The prosecutions of Kenya's president and his deputy have plunged relations between the world's first permanent war crimes court and the African Union to the deepest point in the court's 12-year history.
Kenyan Deputy President William Ruto is on trial for allegedly fomenting violence in the aftermath of his country's 2007 elections, and President Uhuru Kenyatta is due to go on trial in February on similar charges. Both men insist they are innocent.
"The court is facing a test of its veracity and its effectiveness," Kenya's Foreign Affairs Minister Amina Mohamed told delegates. "This meeting must come up with practical solutions to the challenges facing the court and the entire Rome Statute system."
The Rome Statute is the court's founding document, and one of its provisions is that heads of state do not enjoy immunity from prosecution.
But the African Union argues that Ruto and Kenyatta's trials should be delayed because Kenya needs its leaders to help fight al-Shabab terrorists in neighboring Somalia and at home.
Mohamed hammered home that point in a speech Wednesday.
"Kenya is deeply concerned with the impact the implementation of the Rome Statute poses to its efforts in the promotion of peace, of national healing and reconciliation as well as the rule of law and stability in Kenya and the region that surrounds us," she said. "The court cannot ignore the social and political realities of the community of nations."
The Kenya cases are progressing despite efforts by the African Union to halt them. Last week, the U.N. Security Council rejected a resolution calling for the Kenya cases to be deferred by a year.
Delegates agreed Wednesday to hold a special session Thursday proposed by the African Union on the indictment of sitting heads of state and its effect on peace and security, but Tina Intelmann, the president of the court's 122-nation Assembly of States Parties, said she did not expect the session to produce any changes in the court's founding principles
Still, she said, states need to talk about the issue in light of the Kenya prosecutions.
"Now in the present circumstances, some countries say, 'But we have a situation — these people need to govern the country.' What do you do? We say, 'Let's discuss,'" she said.
Rights activists also said the court should not make exceptions for heads of state.
"Giving immunity to sitting leaders would create perverse incentives for them to hold onto power," said Elizabeth Evenson, senior international justice counsel at Human Rights Watch.
The assembly of the states that are members of the court also was discussing possible amendments to the court's rules of procedure and evidence that would allow defendants to be present at a trial using video conferencing and let sitting heads of state waive their right to be present at a trial — possibly allowing Kenyatta to stay at home for his.
It was not immediately clear if the proposed changes would be put to a vote.
It was also not clear whether such changes would have a major effect: judges in Ruto's trial already have allowed him to remain home in Kenya during parts of his trial to conduct state business.
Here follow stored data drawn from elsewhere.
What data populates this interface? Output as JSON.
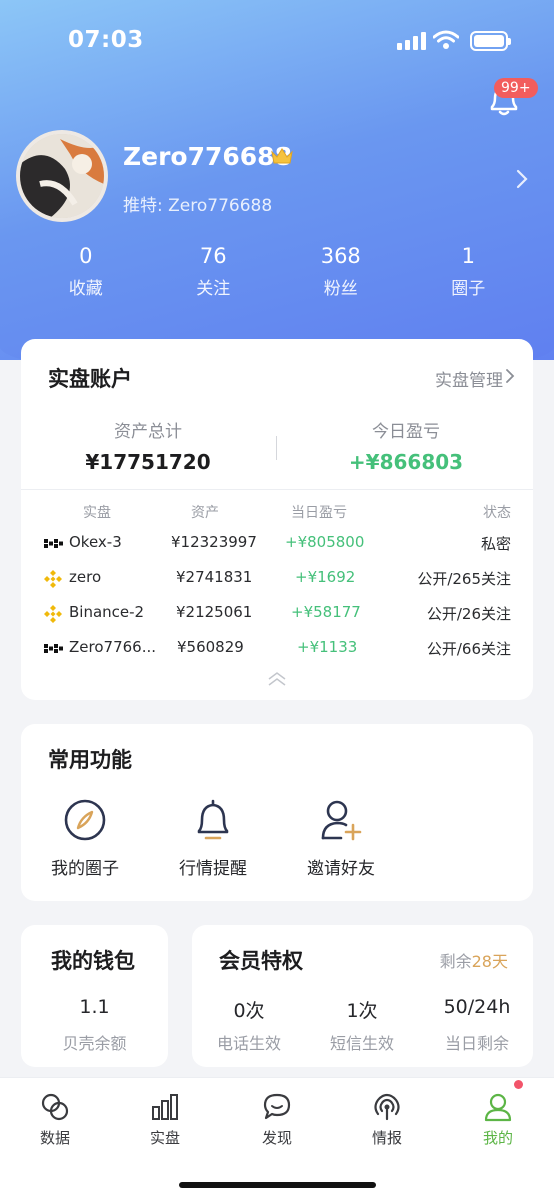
{
  "status_bar": {
    "time": "07:03"
  },
  "notifications": {
    "badge": "99+"
  },
  "profile": {
    "username": "Zero776688",
    "handle_label": "推特:",
    "handle_value": "Zero776688"
  },
  "stats": [
    {
      "value": "0",
      "label": "收藏"
    },
    {
      "value": "76",
      "label": "关注"
    },
    {
      "value": "368",
      "label": "粉丝"
    },
    {
      "value": "1",
      "label": "圈子"
    }
  ],
  "account": {
    "title": "实盘账户",
    "manage_label": "实盘管理",
    "total_label": "资产总计",
    "total_value": "¥17751720",
    "today_label": "今日盈亏",
    "today_value": "+¥866803",
    "columns": [
      "实盘",
      "资产",
      "当日盈亏",
      "状态"
    ],
    "rows": [
      {
        "exchange_icon": "okx-icon",
        "name": "Okex-3",
        "assets": "¥12323997",
        "pnl": "+¥805800",
        "status": "私密"
      },
      {
        "exchange_icon": "binance-icon",
        "name": "zero",
        "assets": "¥2741831",
        "pnl": "+¥1692",
        "status": "公开/265关注"
      },
      {
        "exchange_icon": "binance-icon",
        "name": "Binance-2",
        "assets": "¥2125061",
        "pnl": "+¥58177",
        "status": "公开/26关注"
      },
      {
        "exchange_icon": "okx-icon",
        "name": "Zero7766...",
        "assets": "¥560829",
        "pnl": "+¥1133",
        "status": "公开/66关注"
      }
    ]
  },
  "functions": {
    "title": "常用功能",
    "items": [
      {
        "icon": "compass-icon",
        "label": "我的圈子"
      },
      {
        "icon": "bell-icon",
        "label": "行情提醒"
      },
      {
        "icon": "add-user-icon",
        "label": "邀请好友"
      }
    ]
  },
  "wallet": {
    "title": "我的钱包",
    "value": "1.1",
    "label": "贝壳余额"
  },
  "vip": {
    "title": "会员特权",
    "remain_prefix": "剩余",
    "remain_days": "28天",
    "items": [
      {
        "value": "0次",
        "label": "电话生效"
      },
      {
        "value": "1次",
        "label": "短信生效"
      },
      {
        "value": "50/24h",
        "label": "当日剩余"
      }
    ]
  },
  "tabbar": [
    {
      "icon": "data-icon",
      "label": "数据"
    },
    {
      "icon": "bar-chart-icon",
      "label": "实盘"
    },
    {
      "icon": "chat-icon",
      "label": "发现"
    },
    {
      "icon": "broadcast-icon",
      "label": "情报"
    },
    {
      "icon": "user-icon",
      "label": "我的",
      "active": true
    }
  ],
  "colors": {
    "gain": "#45c07a",
    "accent_green": "#5cb546",
    "badge_red": "#f25d5d",
    "hero_blue": "#6a97f0",
    "gold": "#d9a45a"
  }
}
Some African nations also have harshly criticized the court for only indicting Africans. All eight of the cases it is prosecuting are in Africa.
But at the meeting in The Hague, African voices were not universally critical.
Senegal's Justice Minister Sidiki Kaba said impunity was one of the driving factors behind conflicts in Africa and he said his country has an "enduring and strong commitment to the ICC."
Intelmann acknowledged the strained relations with Africa, but said the court cannot please everybody all of the time.
"We have to be mindful that it is a criminal court," she said. "By definition the criminal court is not able to have only friends."